Apparently, Linux distros in general and Debian in
particular default to extremely conservative parameters, because there are
certain drive/controller combinations where hdparm
aggressiveness can cause disaster.
Having said that, the test is still somewhat fair in that the Apple, the
Opteron/Solaris box, and the Athlon/Debian box were all running the
out-of-the-box defaults.
I wonder what proportion of Linux sysadmins are savvy about
hdparm
?
I wonder what could be done to make the Mac and Solaris boxes faster?
Weird I/O Stuff ·
So while I was running Bonnie, I was using top
and
vmstat
and various other system-readout things to watch what was
happening.
The first result is that I’m dubious about the
%CPU
column in Bonnie’s readout.
Look at it this way: in the OS X/FileVault scenario, you’ve got the Mach
microkernel with at least some filesystem stuff in userland, plus you’ve got
the FileVault encrypted-image stuff getting in there every time you call
read
, write
, or lseek
.
On the Debian (and I think Solaris) systems, you got a traditional monolithic
kernel doing all the filesystem stuff.
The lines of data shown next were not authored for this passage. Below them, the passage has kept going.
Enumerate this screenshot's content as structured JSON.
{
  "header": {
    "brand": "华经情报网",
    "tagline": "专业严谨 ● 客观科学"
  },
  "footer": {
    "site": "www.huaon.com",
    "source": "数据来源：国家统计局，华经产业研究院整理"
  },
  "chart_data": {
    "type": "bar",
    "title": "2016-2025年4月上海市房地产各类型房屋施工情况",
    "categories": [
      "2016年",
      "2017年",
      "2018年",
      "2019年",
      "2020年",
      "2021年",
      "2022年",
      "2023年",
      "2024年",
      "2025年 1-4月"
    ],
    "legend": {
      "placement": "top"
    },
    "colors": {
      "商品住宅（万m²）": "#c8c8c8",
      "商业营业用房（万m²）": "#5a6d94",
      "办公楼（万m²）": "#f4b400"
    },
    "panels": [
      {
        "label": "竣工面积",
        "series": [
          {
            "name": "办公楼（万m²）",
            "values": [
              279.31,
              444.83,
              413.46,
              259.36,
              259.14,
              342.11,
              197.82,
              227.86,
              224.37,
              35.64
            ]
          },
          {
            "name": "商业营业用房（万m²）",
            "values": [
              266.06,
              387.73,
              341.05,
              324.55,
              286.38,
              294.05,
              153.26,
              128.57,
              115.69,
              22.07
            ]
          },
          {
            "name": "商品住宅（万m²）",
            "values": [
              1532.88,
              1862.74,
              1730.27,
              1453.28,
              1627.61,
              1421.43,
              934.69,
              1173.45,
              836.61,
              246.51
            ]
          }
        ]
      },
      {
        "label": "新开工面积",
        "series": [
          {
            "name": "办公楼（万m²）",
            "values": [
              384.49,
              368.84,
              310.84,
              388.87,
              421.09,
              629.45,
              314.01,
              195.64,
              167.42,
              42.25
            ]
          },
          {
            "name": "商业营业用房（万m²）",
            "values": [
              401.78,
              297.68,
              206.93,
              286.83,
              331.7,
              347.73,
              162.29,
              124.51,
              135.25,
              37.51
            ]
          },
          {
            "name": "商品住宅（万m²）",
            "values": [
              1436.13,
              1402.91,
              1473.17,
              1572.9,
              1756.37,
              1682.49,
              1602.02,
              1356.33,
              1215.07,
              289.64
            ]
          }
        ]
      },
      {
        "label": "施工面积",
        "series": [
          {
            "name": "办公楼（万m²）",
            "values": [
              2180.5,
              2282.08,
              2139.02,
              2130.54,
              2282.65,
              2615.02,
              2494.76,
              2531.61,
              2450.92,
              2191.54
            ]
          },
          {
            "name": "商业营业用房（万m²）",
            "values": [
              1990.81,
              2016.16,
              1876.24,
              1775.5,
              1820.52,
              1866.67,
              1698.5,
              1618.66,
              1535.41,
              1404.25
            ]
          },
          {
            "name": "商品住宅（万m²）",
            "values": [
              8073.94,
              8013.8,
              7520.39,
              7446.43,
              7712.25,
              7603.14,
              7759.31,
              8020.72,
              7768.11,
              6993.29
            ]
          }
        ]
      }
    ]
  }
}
I don’t think the proportion of CPU
cycles the respective accounting subsystems charge you with is all that
interesting.
On the other hand, if you were comparing different filesystems or disks on the
same box, it might be useful.
One thing baffled me: on Bonnie’s per-char phases, both the OS X and Debian boxes showed the CPU as pegged, no idle time. I thought we were long past the days of I/O being CPU-limited; or maybe I’m misinterpreting what I’m seeing. Even weirder, during the block I/O phases, Debian was still showing the CPU pegged and 98% in System state. Huh? This could really be a symptom of something wrong, because I’d expect a modern Linux server to do I/O (block I/O, forsooth) quite a bit faster than the 4—7½ M/Sec we’re seeing here.
The V20z’s never breathed hard; the CPU peaked at 71% (of one of the two processors), and the other 130% was completely idle.
There’s scope for a whole lot more really interesting work to be done here, but I’m not gonna do it, I’ve got other fish to fry.